My initial motivation to do this was just because, like a lot of this personal informatics stuff, you plod away repeatedly recording stuff day by month by year and at some point you expect to get something back (in my case I want colourful graphs — always). It seems like Delicious never really got round to that part. Perhaps in the process of being mushed into Yahoo! and in the rush of the web 2.0 and social networking revolutions the idea of presenting your bookmarks back to you in some useful way got lost.

My initial idea was that these would be bookmarks I’d want to come back and look at. That’s why I thought I was tagging them and describing them so I could easily find them again. Only I never really did.

A Stream?

What with the rise of Facebook and Twitter since then the idea of online bookmarking has been overtaken by more of a “hey, look at this” kind of behaviour which was always part of Delicious but maybe only one part. Twitter and Facebook were definitely not (at first anyway) creating an archive of everything you put into them in order that you could then go back and find it again, so maybe the influence of these two drew Delicious away from that kind of thing too.

Also searching for things online (even things I’ve bookmarked) is simply always a matter of Googling. The actual effort required is so much less and usually the results are just as good. Only very occasionally have I found myself coming back to these bookmarks and attempting to find something I’ve saved before. A lot of times I’ve tried and failed.

So Delicious was left more as a disposable stream of my online activity for others to watch but not really for any other longer-term purpose.

A Collection?

Then recently with Facebook’s timeline and reading things like Matt Webb’s thoughts on Instagram (and Phil Gyford’s response) made me question whether there isn’t some more value in looking back at all this and trying to get some meaning from it. Whether all this activity over the years couldn’t be turned back into something of use after all.

Having taken the time to try and do this I’m still a little unsure. Personally my own store of bookmarks doesn’t reveal a huge amount I couldn’t have guessed. Things like the top tags, or the analysis of the descriptions, seem only to confirm what I’d have thought they’d show. It’s nice to see little bits of my personal history popping out in places but they are fairly few and not intensely evocative.

Perhaps I’ve looked at the wrong things. Maybe there’s more to glean here by looking more closely at the long tail and at the individual bookmarks themselves. Maybe the larger patterns at the top end of my usage are always only going to reveal the obvious.

So Where's The Value

I think the real value in Delicious is perhaps not for an individual. The real value only becomes apparent when you gather the usage of all the people and start to look for patterns in that. This was undoubtedly seen by people right at the start and arguably was the driver behind a lot of folksonomy style sites.
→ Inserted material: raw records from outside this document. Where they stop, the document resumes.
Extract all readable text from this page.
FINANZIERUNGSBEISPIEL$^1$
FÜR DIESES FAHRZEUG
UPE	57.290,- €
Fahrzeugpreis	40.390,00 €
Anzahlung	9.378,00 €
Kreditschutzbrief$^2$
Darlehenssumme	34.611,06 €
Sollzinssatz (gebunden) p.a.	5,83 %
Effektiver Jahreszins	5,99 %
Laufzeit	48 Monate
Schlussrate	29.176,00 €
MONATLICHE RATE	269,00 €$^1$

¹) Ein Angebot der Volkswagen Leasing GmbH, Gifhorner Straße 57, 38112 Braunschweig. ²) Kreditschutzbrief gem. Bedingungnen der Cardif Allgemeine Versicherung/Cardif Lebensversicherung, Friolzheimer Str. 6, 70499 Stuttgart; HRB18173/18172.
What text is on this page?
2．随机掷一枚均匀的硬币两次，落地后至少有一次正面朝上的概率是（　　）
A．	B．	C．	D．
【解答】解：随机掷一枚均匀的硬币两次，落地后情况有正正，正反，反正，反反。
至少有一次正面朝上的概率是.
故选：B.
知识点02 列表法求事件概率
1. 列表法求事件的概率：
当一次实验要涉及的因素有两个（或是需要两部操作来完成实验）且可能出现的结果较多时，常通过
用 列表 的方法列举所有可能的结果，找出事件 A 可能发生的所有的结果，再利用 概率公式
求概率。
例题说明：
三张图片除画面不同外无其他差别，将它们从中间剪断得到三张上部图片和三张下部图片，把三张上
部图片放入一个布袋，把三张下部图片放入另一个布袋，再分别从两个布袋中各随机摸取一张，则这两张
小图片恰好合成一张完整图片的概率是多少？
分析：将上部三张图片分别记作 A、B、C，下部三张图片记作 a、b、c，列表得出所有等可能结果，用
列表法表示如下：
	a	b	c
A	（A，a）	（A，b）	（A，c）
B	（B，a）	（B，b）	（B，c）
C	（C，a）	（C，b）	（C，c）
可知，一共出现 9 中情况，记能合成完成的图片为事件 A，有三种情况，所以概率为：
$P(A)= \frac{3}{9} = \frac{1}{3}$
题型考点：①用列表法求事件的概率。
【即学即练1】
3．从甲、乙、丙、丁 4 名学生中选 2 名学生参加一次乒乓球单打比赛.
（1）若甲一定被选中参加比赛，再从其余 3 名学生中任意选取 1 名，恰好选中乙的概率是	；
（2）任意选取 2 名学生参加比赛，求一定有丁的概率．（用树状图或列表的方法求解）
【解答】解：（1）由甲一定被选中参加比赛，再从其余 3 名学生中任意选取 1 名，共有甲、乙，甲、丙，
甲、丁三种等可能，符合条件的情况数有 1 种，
What’s interesting to me is that the overall benefit was always meant to be tied to an individual benefit too. This is far clearer for a service like Flickr where your individual archive has a unquestionable value for you personally as well as for the group as a whole, but now I wonder what the personal value of Delicious might be. Is it simply the sharing?

There’s a question over the lost links too. Now that content has disappeared should I keep those bookmarks? Should Delicious automatically cull them for me? Or are they actually now more useful as historical markers to remind me of those things I was looking at back then and of the strangely finite life of some of the content on the web?

Even bookmarks themselves seem a strange breed when you really look at them. Always slightly illusive in their purpose. Always fighting that battle with the search-engine for speed of use and actual utility. Do I actually want to curate a gallery of bookmarks and prune and cut them into some kind of shape or form? Would that be of use as anything other than self-expression? Should I simply be posting these things directly to Twitter instead now as “hey look at this” or more simply “this is where I currently am” (a web analogy for location).

And So?

I think I would like to see Delicious try and find ways to feed back my usage to me. I’m not sure if what I’ve done would really be the right way (although I am a sucker for colourful graphs!) but I can’t help feeling there must be something in it. I think in general though there is a question over what we're doing when we add to services like this. Whether that’s just something we need to work out for ourselves or whether it has wider implications for the way services like Delicious allow us not just to see what we’ve done, but to draw meaning (and therefore value) back from it; it will surely be more and more important in the future.